Anti-Semitism increasing in the UK

The Community Security Trust (CST) recorded 1,309 anti-Semitic incidents around the UK in 2016, which represents a 36 per cent increase over the previous year and a new record total. Before that the highest annual total was 1,182 incidents recorded in 2014.

Anti-Semitic graffiti

And the CST received another 791 reports of incidents in 2016 that were not deemed to be anti-Semitic and so were not included in the total.

The CST say there is no obvious single cause for the record total, but warn that anti-Semitism has increased to “unprecedented” levels between 2014 and 2016 following a string of high-profile problems in the Labour Party.

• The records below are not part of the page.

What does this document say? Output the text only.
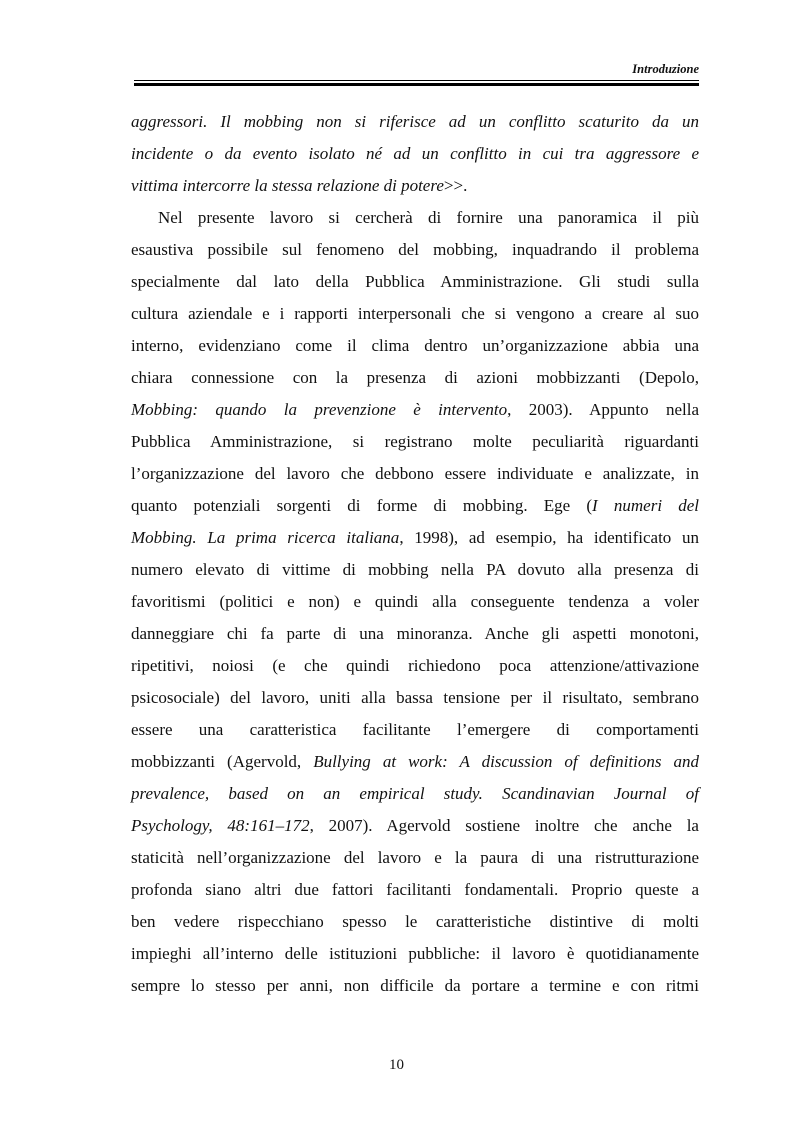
Introduzione
aggressori. Il mobbing non si riferisce ad un conflitto scaturito da un
incidente o da evento isolato né ad un conflitto in cui tra aggressore e
vittima intercorre la stessa relazione di potere>>.
Nel presente lavoro si cercherà di fornire una panoramica il più
esaustiva possibile sul fenomeno del mobbing, inquadrando il problema
specialmente dal lato della Pubblica Amministrazione. Gli studi sulla
cultura aziendale e i rapporti interpersonali che si vengono a creare al suo
interno, evidenziano come il clima dentro un’organizzazione abbia una
chiara connessione con la presenza di azioni mobbizzanti (Depolo,
Mobbing: quando la prevenzione è intervento, 2003). Appunto nella
Pubblica Amministrazione, si registrano molte peculiarità riguardanti
l’organizzazione del lavoro che debbono essere individuate e analizzate, in
quanto potenziali sorgenti di forme di mobbing. Ege (I numeri del
Mobbing. La prima ricerca italiana, 1998), ad esempio, ha identificato un
numero elevato di vittime di mobbing nella PA dovuto alla presenza di
favoritismi (politici e non) e quindi alla conseguente tendenza a voler
danneggiare chi fa parte di una minoranza. Anche gli aspetti monotoni,
ripetitivi, noiosi (e che quindi richiedono poca attenzione/attivazione
psicosociale) del lavoro, uniti alla bassa tensione per il risultato, sembrano
essere una caratteristica facilitante l’emergere di comportamenti
mobbizzanti (Agervold, Bullying at work: A discussion of definitions and
prevalence, based on an empirical study. Scandinavian Journal of
Psychology, 48:161–172, 2007). Agervold sostiene inoltre che anche la
staticità nell’organizzazione del lavoro e la paura di una ristrutturazione
profonda siano altri due fattori facilitanti fondamentali. Proprio queste a
ben vedere rispecchiano spesso le caratteristiche distintive di molti
impieghi all’interno delle istituzioni pubbliche: il lavoro è quotidianamente
sempre lo stesso per anni, non difficile da portare a termine e con ritmi
10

The highest monthly total for attacks came in May last year, shortly after Labour MP Naz Shah was suspended from the party, along with the former mayor of London, Ken Livingstone.

Apparently the most common type of incident involved verbal abuse directed in public at people who are clearly Jewish. But even verbal abuse is of significant concern so shortly after Holocaust Memorial Day on 27th January 2017, with its theme of ‘How can life go on?’

This Memorial Day occurs every year in recognition of the fact that there is a continuing need for vigilance in light of the troubling repetition of human tragedies in the world today, and the fact that genocide takes place as a process that starts with relatively minor incidents.